Appeal from a judgment of the Onondaga County Court (Joseph E. Fahey, J.), rendered January 9, 2014. The judgment convicted defendant, upon his plea of guilty, of grand larceny in the second degree.
It is hereby ordered that the judgment so appealed from is unanimously modified as a matter of discretion in the interest of justice and on the law by vacating the order of restitution with respect to Geico and reducing the surcharge on the remaining orders of restitution to 5% of the amount of restitution, and as modified the judgment is affirmed.
Memorandum: In appeal No. 1, defendant appeals from a judgment convicting him upon his plea of guilty of grand larceny in the second degree (Penal Law § 155.40 [1]) and, in appeal No. 2, he appeals from a judgment convicting him upon his plea of guilty of criminal tax fraud in the third degree (Tax Law § 1804). The guilty pleas were entered in one plea proceeding. We agree with defendant that the waiver of the right to appeal is invalid because “the minimal inquiry made by County Court was insufficient to establish that the court engage [d] the *1543defendant in an adequate colloquy to ensure that the waiver of the right to appeal was a knowing and voluntary choice” (People v Hassett, 119 AD3d 1443, 1443-1444 [2014], lv denied 24 NY3d 961 [2014] [internal quotation marks omitted]).
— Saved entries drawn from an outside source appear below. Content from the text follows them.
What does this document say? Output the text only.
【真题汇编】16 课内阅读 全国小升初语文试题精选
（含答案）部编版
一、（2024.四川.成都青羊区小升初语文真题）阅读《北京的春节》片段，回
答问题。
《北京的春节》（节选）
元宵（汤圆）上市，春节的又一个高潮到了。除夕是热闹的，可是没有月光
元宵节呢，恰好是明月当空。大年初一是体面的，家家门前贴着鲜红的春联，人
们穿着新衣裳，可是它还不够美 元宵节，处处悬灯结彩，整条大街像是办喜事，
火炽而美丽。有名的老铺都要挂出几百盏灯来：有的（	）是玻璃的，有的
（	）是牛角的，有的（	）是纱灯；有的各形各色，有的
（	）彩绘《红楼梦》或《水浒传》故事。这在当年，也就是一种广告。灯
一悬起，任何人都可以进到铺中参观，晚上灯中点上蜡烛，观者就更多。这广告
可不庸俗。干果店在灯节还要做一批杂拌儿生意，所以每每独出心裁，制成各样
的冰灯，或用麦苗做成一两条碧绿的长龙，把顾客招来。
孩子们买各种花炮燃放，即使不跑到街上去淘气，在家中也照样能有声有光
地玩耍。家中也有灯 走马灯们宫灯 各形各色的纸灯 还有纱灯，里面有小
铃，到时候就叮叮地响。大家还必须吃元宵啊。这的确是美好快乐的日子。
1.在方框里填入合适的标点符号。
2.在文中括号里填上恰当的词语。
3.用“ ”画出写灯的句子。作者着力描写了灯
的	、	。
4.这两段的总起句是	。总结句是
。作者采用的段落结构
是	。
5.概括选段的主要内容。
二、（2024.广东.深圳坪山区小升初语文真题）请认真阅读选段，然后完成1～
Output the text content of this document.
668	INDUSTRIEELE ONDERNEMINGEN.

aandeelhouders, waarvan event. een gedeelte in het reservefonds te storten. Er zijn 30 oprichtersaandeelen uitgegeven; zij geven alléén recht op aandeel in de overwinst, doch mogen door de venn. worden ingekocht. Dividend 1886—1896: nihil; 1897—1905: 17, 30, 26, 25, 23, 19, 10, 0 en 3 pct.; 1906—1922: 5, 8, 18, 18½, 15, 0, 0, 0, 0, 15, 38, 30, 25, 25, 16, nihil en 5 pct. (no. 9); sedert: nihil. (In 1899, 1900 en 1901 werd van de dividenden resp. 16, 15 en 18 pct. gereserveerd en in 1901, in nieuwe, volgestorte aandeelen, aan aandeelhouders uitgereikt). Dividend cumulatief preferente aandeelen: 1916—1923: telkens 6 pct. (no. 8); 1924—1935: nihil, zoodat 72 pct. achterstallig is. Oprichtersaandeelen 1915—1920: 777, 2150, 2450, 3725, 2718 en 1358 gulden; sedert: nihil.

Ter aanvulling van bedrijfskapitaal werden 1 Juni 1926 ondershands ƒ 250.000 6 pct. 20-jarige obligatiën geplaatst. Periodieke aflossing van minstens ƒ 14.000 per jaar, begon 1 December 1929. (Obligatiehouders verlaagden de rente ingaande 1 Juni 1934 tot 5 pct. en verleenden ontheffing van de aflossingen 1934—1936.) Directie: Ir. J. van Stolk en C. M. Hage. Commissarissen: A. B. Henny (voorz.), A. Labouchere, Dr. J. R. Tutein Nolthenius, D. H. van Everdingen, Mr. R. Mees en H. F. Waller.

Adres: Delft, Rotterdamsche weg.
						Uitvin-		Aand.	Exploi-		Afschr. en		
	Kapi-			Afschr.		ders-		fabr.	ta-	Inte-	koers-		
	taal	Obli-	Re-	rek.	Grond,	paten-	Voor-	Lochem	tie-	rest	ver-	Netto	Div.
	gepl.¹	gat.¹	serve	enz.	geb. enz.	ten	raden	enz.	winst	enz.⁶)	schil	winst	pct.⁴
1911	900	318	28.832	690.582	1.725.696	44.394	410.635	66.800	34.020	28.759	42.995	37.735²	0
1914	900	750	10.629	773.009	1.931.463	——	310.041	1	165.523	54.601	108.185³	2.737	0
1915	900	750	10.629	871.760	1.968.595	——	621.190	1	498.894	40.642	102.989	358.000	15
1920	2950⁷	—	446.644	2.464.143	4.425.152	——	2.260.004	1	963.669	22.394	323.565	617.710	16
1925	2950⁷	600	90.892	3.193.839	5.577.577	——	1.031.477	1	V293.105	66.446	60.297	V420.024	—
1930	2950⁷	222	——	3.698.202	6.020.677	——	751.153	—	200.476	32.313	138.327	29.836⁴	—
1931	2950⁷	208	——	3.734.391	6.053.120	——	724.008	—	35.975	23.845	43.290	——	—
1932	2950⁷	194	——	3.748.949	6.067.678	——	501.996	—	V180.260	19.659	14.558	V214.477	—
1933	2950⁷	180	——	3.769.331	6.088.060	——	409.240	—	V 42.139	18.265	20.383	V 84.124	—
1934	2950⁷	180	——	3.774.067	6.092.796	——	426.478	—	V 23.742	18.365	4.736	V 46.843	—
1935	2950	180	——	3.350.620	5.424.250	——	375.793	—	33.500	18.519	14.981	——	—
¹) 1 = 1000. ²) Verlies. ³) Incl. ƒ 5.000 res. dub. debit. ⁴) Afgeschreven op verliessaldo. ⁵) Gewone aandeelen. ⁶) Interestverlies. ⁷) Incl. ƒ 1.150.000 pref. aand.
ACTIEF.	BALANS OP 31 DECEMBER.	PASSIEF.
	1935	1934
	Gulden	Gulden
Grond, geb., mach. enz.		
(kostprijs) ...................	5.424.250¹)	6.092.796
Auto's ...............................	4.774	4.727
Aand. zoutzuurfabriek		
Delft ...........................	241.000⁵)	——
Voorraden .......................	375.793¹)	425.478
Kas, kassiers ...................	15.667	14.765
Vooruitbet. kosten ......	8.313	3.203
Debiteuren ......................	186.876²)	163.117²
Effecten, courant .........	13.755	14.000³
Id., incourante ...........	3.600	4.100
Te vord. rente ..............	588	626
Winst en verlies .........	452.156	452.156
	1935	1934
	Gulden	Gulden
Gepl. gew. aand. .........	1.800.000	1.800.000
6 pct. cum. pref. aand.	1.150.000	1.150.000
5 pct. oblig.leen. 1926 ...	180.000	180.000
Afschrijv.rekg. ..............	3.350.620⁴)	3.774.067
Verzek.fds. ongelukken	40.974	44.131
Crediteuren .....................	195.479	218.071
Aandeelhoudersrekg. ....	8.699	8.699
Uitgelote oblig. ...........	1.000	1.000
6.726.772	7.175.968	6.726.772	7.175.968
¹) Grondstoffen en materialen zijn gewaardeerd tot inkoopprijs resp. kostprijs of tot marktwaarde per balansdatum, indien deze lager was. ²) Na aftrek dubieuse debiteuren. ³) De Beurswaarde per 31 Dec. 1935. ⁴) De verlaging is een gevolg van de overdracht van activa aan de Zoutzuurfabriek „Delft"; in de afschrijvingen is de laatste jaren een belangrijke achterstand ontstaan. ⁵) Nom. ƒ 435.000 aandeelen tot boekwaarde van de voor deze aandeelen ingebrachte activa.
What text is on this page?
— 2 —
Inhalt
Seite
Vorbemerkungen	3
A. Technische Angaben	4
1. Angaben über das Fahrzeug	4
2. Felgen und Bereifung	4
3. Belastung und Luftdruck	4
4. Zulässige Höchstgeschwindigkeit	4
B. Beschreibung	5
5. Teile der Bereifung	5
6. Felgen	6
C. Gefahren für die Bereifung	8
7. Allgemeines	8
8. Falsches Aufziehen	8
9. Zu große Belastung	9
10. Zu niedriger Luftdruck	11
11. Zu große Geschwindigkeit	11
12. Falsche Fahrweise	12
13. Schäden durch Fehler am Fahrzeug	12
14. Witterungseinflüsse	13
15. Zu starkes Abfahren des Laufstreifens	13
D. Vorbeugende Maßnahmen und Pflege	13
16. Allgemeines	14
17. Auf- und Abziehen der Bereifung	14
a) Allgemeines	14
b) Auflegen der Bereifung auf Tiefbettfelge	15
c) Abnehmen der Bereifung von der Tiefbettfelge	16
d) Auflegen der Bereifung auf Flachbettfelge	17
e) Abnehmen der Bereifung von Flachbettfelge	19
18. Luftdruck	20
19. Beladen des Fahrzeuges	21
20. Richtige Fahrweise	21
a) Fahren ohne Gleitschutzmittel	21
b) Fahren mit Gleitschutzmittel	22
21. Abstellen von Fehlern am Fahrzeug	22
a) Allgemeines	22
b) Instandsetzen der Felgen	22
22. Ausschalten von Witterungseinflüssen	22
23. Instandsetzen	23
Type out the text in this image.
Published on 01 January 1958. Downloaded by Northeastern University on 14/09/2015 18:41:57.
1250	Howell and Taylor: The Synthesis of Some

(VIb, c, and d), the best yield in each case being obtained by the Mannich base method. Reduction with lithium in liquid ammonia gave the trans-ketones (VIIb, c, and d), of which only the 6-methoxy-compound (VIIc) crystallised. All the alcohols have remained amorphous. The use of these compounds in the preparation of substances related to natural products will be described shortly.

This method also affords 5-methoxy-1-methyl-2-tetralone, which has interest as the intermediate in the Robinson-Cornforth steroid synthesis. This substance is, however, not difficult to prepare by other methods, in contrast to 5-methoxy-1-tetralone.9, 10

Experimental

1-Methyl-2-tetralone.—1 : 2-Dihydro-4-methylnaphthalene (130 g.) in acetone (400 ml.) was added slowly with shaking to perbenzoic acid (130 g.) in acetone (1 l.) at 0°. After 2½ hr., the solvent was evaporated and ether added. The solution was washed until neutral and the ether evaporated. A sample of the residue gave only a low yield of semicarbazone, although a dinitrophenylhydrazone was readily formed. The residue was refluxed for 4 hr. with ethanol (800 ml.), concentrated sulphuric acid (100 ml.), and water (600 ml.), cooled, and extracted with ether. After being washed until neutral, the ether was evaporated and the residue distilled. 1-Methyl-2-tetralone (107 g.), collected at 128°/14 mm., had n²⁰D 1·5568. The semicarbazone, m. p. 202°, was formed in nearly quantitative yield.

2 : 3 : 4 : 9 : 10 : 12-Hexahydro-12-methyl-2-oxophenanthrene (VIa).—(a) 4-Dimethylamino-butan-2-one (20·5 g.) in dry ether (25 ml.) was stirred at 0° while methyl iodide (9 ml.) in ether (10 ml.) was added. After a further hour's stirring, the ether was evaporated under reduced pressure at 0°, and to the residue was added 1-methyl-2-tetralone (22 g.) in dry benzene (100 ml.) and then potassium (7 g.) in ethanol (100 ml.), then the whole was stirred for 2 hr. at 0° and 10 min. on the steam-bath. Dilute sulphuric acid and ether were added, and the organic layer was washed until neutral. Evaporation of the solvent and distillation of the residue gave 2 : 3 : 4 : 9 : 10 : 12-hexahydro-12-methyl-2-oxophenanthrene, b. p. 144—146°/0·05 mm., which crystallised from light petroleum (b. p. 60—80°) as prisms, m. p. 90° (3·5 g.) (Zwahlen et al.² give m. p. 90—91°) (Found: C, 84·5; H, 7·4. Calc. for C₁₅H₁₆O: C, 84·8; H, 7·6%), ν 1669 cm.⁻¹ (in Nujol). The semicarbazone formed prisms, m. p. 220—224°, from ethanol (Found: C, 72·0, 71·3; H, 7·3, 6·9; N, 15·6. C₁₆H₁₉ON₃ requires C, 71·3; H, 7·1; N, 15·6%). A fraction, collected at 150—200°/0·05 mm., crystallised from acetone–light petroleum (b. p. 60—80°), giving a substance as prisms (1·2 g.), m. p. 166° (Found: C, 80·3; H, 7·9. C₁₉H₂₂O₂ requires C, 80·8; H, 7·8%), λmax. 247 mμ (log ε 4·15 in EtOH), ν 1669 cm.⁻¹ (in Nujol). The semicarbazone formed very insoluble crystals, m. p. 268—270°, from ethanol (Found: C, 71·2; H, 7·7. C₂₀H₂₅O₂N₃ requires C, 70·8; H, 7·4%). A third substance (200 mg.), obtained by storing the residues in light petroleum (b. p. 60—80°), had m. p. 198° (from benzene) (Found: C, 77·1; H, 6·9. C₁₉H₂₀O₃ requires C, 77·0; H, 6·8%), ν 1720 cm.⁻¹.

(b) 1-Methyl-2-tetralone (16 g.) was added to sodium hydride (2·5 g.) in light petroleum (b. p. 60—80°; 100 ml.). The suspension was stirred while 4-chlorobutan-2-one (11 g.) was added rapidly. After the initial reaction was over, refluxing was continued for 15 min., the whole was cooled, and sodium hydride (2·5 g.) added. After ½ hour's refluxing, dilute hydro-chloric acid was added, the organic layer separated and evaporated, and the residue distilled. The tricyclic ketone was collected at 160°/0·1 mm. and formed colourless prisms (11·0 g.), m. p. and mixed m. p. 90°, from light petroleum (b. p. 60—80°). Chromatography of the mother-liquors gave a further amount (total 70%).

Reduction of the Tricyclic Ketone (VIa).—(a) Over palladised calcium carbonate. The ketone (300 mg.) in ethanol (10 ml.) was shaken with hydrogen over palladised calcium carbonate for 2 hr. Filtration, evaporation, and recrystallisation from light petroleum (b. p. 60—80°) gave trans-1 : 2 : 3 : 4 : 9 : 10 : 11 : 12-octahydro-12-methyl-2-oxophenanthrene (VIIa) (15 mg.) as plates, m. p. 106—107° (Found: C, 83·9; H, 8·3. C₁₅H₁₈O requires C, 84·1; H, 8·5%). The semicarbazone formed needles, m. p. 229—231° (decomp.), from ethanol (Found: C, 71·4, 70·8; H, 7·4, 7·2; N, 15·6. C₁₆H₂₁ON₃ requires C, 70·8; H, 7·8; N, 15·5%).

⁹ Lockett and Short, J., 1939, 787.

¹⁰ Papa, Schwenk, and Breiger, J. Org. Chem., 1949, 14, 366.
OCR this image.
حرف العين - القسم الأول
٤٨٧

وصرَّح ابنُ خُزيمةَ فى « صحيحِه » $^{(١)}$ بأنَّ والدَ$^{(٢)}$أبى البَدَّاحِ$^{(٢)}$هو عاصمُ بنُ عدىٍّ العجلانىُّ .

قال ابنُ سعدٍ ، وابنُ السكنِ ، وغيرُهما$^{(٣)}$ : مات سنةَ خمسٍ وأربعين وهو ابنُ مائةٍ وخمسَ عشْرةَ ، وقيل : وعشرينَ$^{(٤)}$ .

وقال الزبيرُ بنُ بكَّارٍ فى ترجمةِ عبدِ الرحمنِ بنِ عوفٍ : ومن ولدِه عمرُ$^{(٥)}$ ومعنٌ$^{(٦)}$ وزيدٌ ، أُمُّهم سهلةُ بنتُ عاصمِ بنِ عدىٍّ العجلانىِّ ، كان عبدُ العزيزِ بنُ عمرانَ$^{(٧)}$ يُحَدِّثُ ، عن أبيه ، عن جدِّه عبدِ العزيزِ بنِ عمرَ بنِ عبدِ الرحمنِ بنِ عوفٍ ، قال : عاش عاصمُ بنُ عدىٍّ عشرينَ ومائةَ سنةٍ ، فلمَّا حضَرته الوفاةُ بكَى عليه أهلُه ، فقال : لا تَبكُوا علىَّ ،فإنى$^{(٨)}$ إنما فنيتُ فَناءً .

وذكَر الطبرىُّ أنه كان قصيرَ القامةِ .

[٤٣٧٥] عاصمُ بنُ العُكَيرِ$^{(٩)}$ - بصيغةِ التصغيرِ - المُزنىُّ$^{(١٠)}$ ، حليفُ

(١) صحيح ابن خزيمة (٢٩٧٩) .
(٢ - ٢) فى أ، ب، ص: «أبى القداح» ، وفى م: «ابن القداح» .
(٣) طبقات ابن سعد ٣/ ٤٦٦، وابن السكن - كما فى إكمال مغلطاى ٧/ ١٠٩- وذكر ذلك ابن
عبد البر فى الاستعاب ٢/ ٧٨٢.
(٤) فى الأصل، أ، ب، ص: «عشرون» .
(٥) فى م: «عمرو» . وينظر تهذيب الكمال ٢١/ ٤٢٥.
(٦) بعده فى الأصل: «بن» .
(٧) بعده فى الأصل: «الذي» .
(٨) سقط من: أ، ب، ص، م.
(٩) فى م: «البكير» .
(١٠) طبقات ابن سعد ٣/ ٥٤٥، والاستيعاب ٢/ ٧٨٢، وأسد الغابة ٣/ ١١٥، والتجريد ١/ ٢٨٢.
In addition, “there is no basis upon which to conclude that the court ensured ‘that the defendant understood that the right to appeal is separate and distinct from those rights automatically forfeited upon a plea of guilty’ ” (People v Jones, 107 AD3d 1589, 1590 [2013], lv denied 21 NY3d 1075 [2013], quoting People v Lopez, 6 NY3d 248, 256 [2006]).
Defendant contends with respect to appeal No. 1 that the court erred in ordering restitution to Geico because, as the People concede, it did not sustain any out-of-pocket loss (see Penal Law § 60.27 [1]; People v Horne, 97 NY2d 404, 412 [2002]). Although defendant failed to preserve that contention for our review, we nevertheless exercise our power to address it as a matter of discretion in the interest of justice (see People v Anderson, 70 AD3d 1320, 1320 [2010], lv denied 14 NY3d 885 [2010]; see generally Horne, 97 NY2d at 414 n 3), and we modify the judgment in appeal No. 1 by vacating that order of restitution.
Defendant further contends with respect to appeal No. 1 that the court erred in imposing a 10% surcharge on the restitution orders. An additional surcharge of 5% is authorized only “[u]pon the filing of an affidavit of the official or organization designated pursuant to [CPL 420.10 (8)] demonstrating that the actual cost of the collection and administration of restitution . . . in a particular case exceeds [5%] of the entire amount of the payment” (Penal Law § 60.27 [8]). “There is no affidavit in the record supporting the imposition of a 10% surcharge on the amount of restitution ordered in this case” (People v Whitmore, 234 AD2d 1008, 1008 [1996]; see People v Huddleston, 134 AD3d 1458, 1459 [2015], lv denied 27 NY3d 966 [2016]). Although defendant failed to preserve his contention for our review (see People v Kirkland, 105 AD3d 1337, 1338-1339 [2013], lv denied 21 NY3d 1043 [2013]), we again exercise our power to review it as a matter of discretion in the interest of justice (see People v Parker, 137 AD3d 1625, 1626-1627 [2016]; Huddleston, 134 AD3d at 1459). We therefore further modify the judgment in appeal No. 1 by reducing the surcharge on the remaining orders of restitution to 5%.
Finally, we reject defendant’s contention in appeal Nos. 1 and 2 that the sentence is unduly harsh and severe.
Present— Whalen, P.J., Smith, Centra, Troutman and Scudder, JJ.